Онлайн книга - Иван Иванович Выжигин | Автор книги - Фаддей Булгарин

Cтраница 69
читать онлайн книги бесплатно

— Ах, Выжигин, как я несчастна! Мне дали первую роль в новой опере, назло этой глупой и вялой девчонке Маскиной, которая гордится только тем, что расточает имение графа Жилкина и появляется на сцене в золоте и в алмазах. Она должна занять второстепенную роль в этой опере; я это сделала, невзирая на все интриги партии графской. Я даже выслушала преглупое любовное объяснение ротозея, закулисного чиновника… Не бойся, Ваня! ты уже выпучил глаза и струсил; я только выслушала объяснение и уже позабыла его. Между тем первая роль принадлежит мне! Что же вздумала сделать эта злая Маскина? Она должна представлять соперницу мою, богатую вдову, и заказала богатейшее платье, вышитое чистым золотом по бархату, и хочет явиться вся в бриллиантах, возле меня, а я в первой роли буду в мишуре и стеклянных бусах! — Груня заплакала.

— Но этому можно пособить, — сказал я, заикаясь. — Не плачь, посоветуемся хладнокровно.

— Что помогут советы? Из сотни развратных старичишек я могу выбрать любого, который готов для меня разориться. Но я не хочу ни за миллионы иметь дело с трупами. У всякого свой характер: я ни за что не соглашусь сказать люблю тому, кому должно говорить: memento mori (помни смерть). Молодые же красавцы или голы, как соколы, или так заняты собою, что воображают, будто взгляды их краше и дороже бриллиантов. Какой тут совет, Ваня? Я люблю одного тебя и лучше хочу погибнуть, сгореть от стыда, чем изменить тебе.

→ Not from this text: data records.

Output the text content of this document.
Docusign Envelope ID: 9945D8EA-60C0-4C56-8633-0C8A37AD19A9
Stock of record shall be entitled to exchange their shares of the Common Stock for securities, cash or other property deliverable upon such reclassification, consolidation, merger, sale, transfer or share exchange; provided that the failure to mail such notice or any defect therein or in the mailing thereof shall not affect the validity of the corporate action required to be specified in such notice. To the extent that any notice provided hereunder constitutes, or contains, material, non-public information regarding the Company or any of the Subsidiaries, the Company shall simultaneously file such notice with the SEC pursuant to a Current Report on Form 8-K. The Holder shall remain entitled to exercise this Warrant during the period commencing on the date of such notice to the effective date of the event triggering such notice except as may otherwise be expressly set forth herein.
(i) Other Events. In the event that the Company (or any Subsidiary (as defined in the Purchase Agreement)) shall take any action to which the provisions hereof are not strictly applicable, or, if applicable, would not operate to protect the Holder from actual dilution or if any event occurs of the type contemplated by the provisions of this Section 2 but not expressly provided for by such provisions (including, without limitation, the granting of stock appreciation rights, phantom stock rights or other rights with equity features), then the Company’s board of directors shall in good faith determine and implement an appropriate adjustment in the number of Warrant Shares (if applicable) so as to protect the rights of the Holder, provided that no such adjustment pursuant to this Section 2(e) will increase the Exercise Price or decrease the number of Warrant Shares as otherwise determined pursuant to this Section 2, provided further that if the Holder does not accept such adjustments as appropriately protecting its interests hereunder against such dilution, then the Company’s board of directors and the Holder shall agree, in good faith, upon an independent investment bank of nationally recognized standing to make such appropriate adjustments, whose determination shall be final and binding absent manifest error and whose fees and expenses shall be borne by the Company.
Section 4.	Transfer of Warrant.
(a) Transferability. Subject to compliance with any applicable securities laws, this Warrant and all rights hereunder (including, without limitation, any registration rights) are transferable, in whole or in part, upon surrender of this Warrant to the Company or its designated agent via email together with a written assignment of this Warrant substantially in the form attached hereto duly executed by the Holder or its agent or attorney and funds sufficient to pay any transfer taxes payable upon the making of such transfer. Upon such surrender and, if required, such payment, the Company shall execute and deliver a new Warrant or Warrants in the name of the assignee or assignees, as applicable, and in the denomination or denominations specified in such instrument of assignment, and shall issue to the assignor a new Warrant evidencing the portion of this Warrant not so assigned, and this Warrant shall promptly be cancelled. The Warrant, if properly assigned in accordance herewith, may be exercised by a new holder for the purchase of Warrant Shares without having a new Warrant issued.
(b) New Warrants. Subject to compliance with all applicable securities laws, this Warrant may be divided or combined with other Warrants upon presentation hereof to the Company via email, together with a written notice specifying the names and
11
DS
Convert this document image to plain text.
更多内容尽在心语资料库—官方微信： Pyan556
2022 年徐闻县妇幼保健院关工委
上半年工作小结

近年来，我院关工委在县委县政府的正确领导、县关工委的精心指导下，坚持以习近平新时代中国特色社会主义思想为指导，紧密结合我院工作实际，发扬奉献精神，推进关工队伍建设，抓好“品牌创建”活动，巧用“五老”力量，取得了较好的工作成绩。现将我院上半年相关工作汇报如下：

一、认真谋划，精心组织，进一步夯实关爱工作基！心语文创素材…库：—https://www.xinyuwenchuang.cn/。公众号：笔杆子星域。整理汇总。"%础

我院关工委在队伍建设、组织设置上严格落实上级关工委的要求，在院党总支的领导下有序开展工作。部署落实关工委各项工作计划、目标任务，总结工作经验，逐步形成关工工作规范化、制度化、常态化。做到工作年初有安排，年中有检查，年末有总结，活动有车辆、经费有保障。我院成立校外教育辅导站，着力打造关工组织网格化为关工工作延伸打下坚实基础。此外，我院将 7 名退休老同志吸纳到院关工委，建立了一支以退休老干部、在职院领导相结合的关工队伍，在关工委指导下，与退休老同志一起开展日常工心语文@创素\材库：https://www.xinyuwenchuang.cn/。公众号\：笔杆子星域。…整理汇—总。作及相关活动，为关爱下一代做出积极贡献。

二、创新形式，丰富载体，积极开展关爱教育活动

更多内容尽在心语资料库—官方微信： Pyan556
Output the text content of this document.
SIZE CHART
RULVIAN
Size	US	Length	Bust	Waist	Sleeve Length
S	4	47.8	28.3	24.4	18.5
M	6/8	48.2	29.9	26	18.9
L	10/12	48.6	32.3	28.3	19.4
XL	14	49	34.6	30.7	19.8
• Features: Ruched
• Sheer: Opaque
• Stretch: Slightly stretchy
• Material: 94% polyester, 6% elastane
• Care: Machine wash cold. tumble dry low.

Я поцеловал Груне руку и сказал.

— Милая Груня! игра твоя затмит блеск наряда Маскиной.

— Могу ли я играть хорошо, когда перед глазами моими будет блестеть эта кукла, с своим чванством!

— Сколько же надобно на платье?

— Тысячи полторы.

— Полторы тысячи небольшое дело, но бриллианты…

— Бриллианты можно взять напрокат, только чтоб было что заложить за них. Мне в собственность нужны только порядочные бриллиантовые сережки и жемчуг с фермуаром, а прочее все можно было бы взять напрокат. Но оставим это: сядь ко мне, Ваня, и погорюем вместе.

— Извини, Груня, я не могу долее у тебя оставаться. Прошу об одном: не кручинься и не предпринимай ничего до обеда. Я приеду к тебе обедать, и мы посоветуемся. Авось-либо и Выжигин поможет тебе!

Я выбежал от Груни в сильном волнении. Она любит меня, думал я; она пренебрегает всеми связями из любви ко мне и жертвует даже для меня женским тщеславием — самолюбием! О, неоцененная Груня! я должен вознаградить тебя за эту бескорыстную любовь, возвратить тебе часть наслаждения, доставленного мне твоею любовью. С сими мыслями я полетел домой, взял билеты Сохранной казны, поехал с ними в Опекунский совет, взял десять тысяч рублей и прямо поскакал к ювелиру. Я выбрал прекрасные сережки и жемчуг с фермуаром за 6000 рублей, взял напрокат диадему, ожерелье и браслеты, ценою в 25 000 рублей, под залог моих билетов, и возвратился к Груне, когда она собиралась садиться за стол, полагая, что я уже не буду. Она приняла меня нежно, но с печальным лицом.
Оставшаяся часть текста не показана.